Visual encoding is the process of encoding images and visual sensory information. Visual sensory information is temporarily stored within the iconic memory before being encoded into long-term storage. The amygdala (within the medial temporal lobe of the brain which has a primary role in the processing of emotional reactions) fulfills an important role in visual encoding, as it accepts visual input in addition to input from other systems and encodes the positive or negative values of conditioned stimuli.

Higher Accuracy

Visual memory is surprisingly detailed. In the novel test, subjects correctly identified the correct image 93 percent of the time. The exemplar and state test conditions were handled with slightly less accuracy but, at 87 percent and 88 percent, respectively, the margin wasn't large. The test subjects were also very accurate in their ability to detect repeated images, with 96 percent of repeat images being identified, and only a 1.3 percent false positive rate.For details see Experiment

Associating words with images is commonly used mnemonic device, providing two alternative methods of remembering, and creating additional associations in the mind. Taking this to a higher level, another method of improving memory encoding and consolidation is the use of a so-called memory palace (also known as the method of loci), a mnemonic techniques that relies on memorized spatial relationships to establish, order and recollect other memories. The method is to assign objects or facts to different rooms in an imaginary house or palace, so that recall of the facts can be cued by mentally “walking though” the palace until it is found. Many top memorizers today use the memory palace method to a greater or lesser degree. Similar techniques involve placing the items at different landmarks on a favourite hike or trip (known as the journey method), or weaving them into a story.

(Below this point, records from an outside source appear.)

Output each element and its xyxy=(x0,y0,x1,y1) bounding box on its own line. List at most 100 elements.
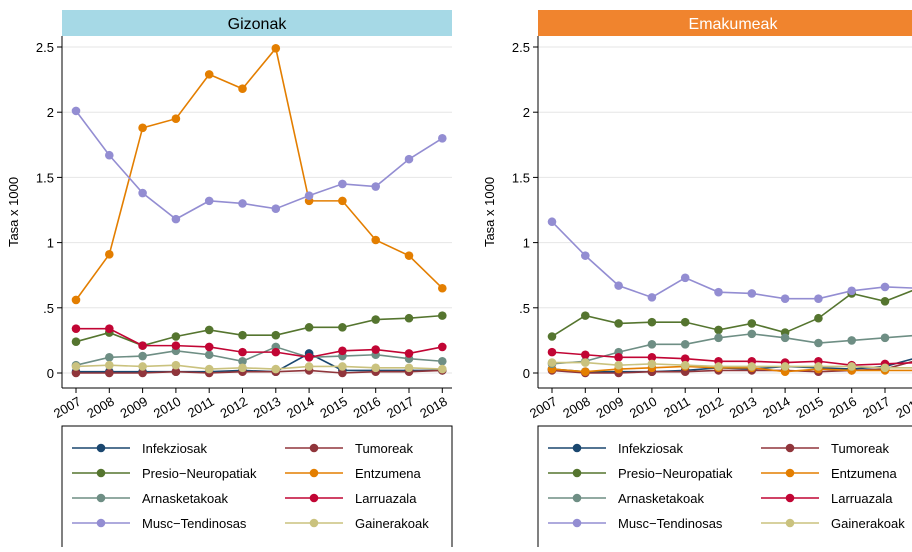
legend-label-arnasketakoak: Arnasketakoak xyxy=(142,491,228,506)
data-point-presio-neuropatiak xyxy=(614,319,623,328)
data-point-musc-tendinosas xyxy=(780,294,790,303)
panel-title-banner xyxy=(62,10,452,36)
legend-swatch-marker-entzumena xyxy=(309,468,319,478)
x-tick-label: 2014 xyxy=(284,394,317,421)
data-point-arnasketakoak xyxy=(847,336,856,345)
legend-swatch-marker-presio-neuropatiak xyxy=(572,468,582,478)
legend-label-musc-tendinosas: Musc−Tendinosas xyxy=(618,516,723,531)
data-point-arnasketakoak xyxy=(780,333,790,343)
legend-label-gainerakoak: Gainerakoak xyxy=(355,516,429,531)
x-tick-label: 2012 xyxy=(693,394,726,421)
data-point-musc-tendinosas xyxy=(747,289,757,298)
x-tick-label: 2018 xyxy=(417,394,450,421)
data-point-entzumena xyxy=(171,114,181,124)
series-line-entzumena xyxy=(75,46,443,301)
legend-swatch-marker-arnasketakoak xyxy=(96,493,106,503)
y-tick-label: 1 xyxy=(523,236,530,251)
x-tick-label: 2010 xyxy=(627,394,660,421)
plot-area xyxy=(538,36,912,388)
data-point-larruazala xyxy=(647,353,657,362)
data-point-presio-neuropatiak xyxy=(238,330,247,340)
data-point-arnasketakoak xyxy=(238,356,247,366)
data-point-musc-tendinosas xyxy=(304,191,314,200)
data-point-gainerakoak xyxy=(105,360,114,370)
data-point-larruazala xyxy=(138,341,147,350)
data-point-gainerakoak xyxy=(138,362,147,371)
series-line-musc-tendinosas xyxy=(75,110,443,221)
data-point-arnasketakoak xyxy=(204,350,214,360)
legend-label-musc-tendinosas: Musc−Tendinosas xyxy=(142,516,247,531)
data-point-musc-tendinosas xyxy=(680,273,690,283)
data-point-presio-neuropatiak xyxy=(338,323,347,332)
data-point-gainerakoak xyxy=(780,362,790,371)
data-point-entzumena xyxy=(271,44,281,53)
data-point-entzumena xyxy=(581,367,590,376)
data-point-presio-neuropatiak xyxy=(204,325,214,335)
data-point-presio-neuropatiak xyxy=(304,323,314,332)
data-point-entzumena xyxy=(238,84,247,94)
x-tick-label: 2017 xyxy=(860,394,893,421)
data-point-arnasketakoak xyxy=(747,329,757,339)
y-tick-label: .5 xyxy=(43,301,54,316)
data-point-arnasketakoak xyxy=(880,333,890,343)
data-point-tumoreak xyxy=(171,367,181,376)
panel-title: Gizonak xyxy=(228,16,288,33)
x-tick-label: 2015 xyxy=(317,394,350,421)
data-point-presio-neuropatiak xyxy=(171,332,181,341)
data-point-entzumena xyxy=(371,235,381,245)
series-line-larruazala xyxy=(76,327,443,359)
data-point-musc-tendinosas xyxy=(71,106,81,116)
data-point-musc-tendinosas xyxy=(171,214,181,224)
data-point-gainerakoak xyxy=(714,362,723,371)
data-point-musc-tendinosas xyxy=(404,154,414,164)
legend-swatch-marker-musc-tendinosas xyxy=(572,518,582,528)
data-point-tumoreak xyxy=(138,368,147,378)
series-line-arnasketakoak xyxy=(75,346,443,366)
data-point-musc-tendinosas xyxy=(814,294,823,303)
data-point-gainerakoak xyxy=(547,358,557,367)
x-tick-label: 2015 xyxy=(793,394,826,421)
legend-box xyxy=(61,425,453,551)
data-point-musc-tendinosas xyxy=(847,286,856,296)
data-point-arnasketakoak xyxy=(138,351,147,361)
data-point-gainerakoak xyxy=(647,359,657,369)
series-line-gainerakoak xyxy=(75,364,443,370)
data-point-presio-neuropatiak xyxy=(404,313,414,323)
y-tick-label: 1.5 xyxy=(36,170,54,185)
legend-label-tumoreak: Tumoreak xyxy=(355,441,414,456)
data-point-entzumena xyxy=(404,251,414,260)
data-point-larruazala xyxy=(271,347,281,357)
legend-swatch-marker-gainerakoak xyxy=(785,518,795,528)
legend-swatch-marker-arnasketakoak xyxy=(572,493,582,503)
legend: Infekziosak Tumoreak Presio−Neuropatiak Ent… xyxy=(537,425,912,551)
y-tick-label: 0 xyxy=(47,366,54,381)
data-point-gainerakoak xyxy=(338,362,347,371)
data-point-gainerakoak xyxy=(747,362,757,371)
x-tick-label: 2016 xyxy=(827,394,860,421)
data-point-entzumena xyxy=(338,196,347,206)
legend-swatch-marker-gainerakoak xyxy=(309,518,319,528)
x-tick-label: 2014 xyxy=(760,394,793,421)
data-point-presio-neuropatiak xyxy=(714,325,723,335)
legend-swatch-marker-musc-tendinosas xyxy=(96,518,106,528)
series-line-tumoreak xyxy=(76,369,443,374)
data-point-gainerakoak xyxy=(304,362,314,371)
legend-label-entzumena: Entzumena xyxy=(831,466,898,481)
y-tick-label: 2 xyxy=(523,105,530,120)
y-tick-label: 0 xyxy=(523,366,530,381)
data-point-larruazala xyxy=(204,342,214,352)
data-point-musc-tendinosas xyxy=(547,217,557,227)
data-point-musc-tendinosas xyxy=(614,281,623,290)
data-point-presio-neuropatiak xyxy=(271,330,281,340)
data-point-musc-tendinosas xyxy=(271,204,281,213)
data-point-larruazala xyxy=(404,349,414,358)
data-point-musc-tendinosas xyxy=(238,199,247,208)
chart-panel-1: Gizonak 0 .5 1 1.5 2 2.5 Tasa x 1000 2007 2008 200… xyxy=(6,10,453,551)
data-point-gainerakoak xyxy=(581,358,590,367)
series-line-arnasketakoak xyxy=(551,333,912,365)
data-point-arnasketakoak xyxy=(814,338,823,348)
legend-swatch-marker-larruazala xyxy=(309,493,319,503)
data-point-larruazala xyxy=(371,345,381,354)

Experiment to test Accuracy

In the PNAS study, the volunteers were shown 2,500 images, each for 3 seconds. In contrast to prior research, the images were stripped of any background details. The subjects were then shown a pair of images, one of which was previously seen and one that was new. The paired images were shown in three ways; novel, where the image was paired with an image of something from a completely different category (for example, false teeth and a DNA double helix), exemplar, where the image was paired with a different, but similar image (two slightly different starfish for example), or state, where the images were of exactly the same image, but in different conditions (such as a telephone on and off the hook).

One of the major lessons of memory research has been that human memory is fallible, imprecise, and subject to interference. Thus, although observers can remember thousands of images, it is widely assumed that these memories lack detail. Contrary to this assumption, here we show that long-term memory is capable of storing a massive number of objects with details from the image. Participants viewed pictures of 2,500 objects over the course of 5.5 h. Afterward, they were shown pairs of images and indicated which of the two they had seen. The previously viewed item could be paired with either an object from a novel category, an object of the same basic-level category, or the same object in a different state or pose. Performance in each of these conditions was remarkably high (92%, 88%, and 87%, respectively), suggesting that participants successfully maintained detailed representations of thousands of images. These results have implications for cognitive models, in which capacity limitations impose a primary computational constraint (e.g., models of object recognition), and pose a challenge to neural models of memory storage and retrieval, which must be able to account for such a large and detailed storage capacity.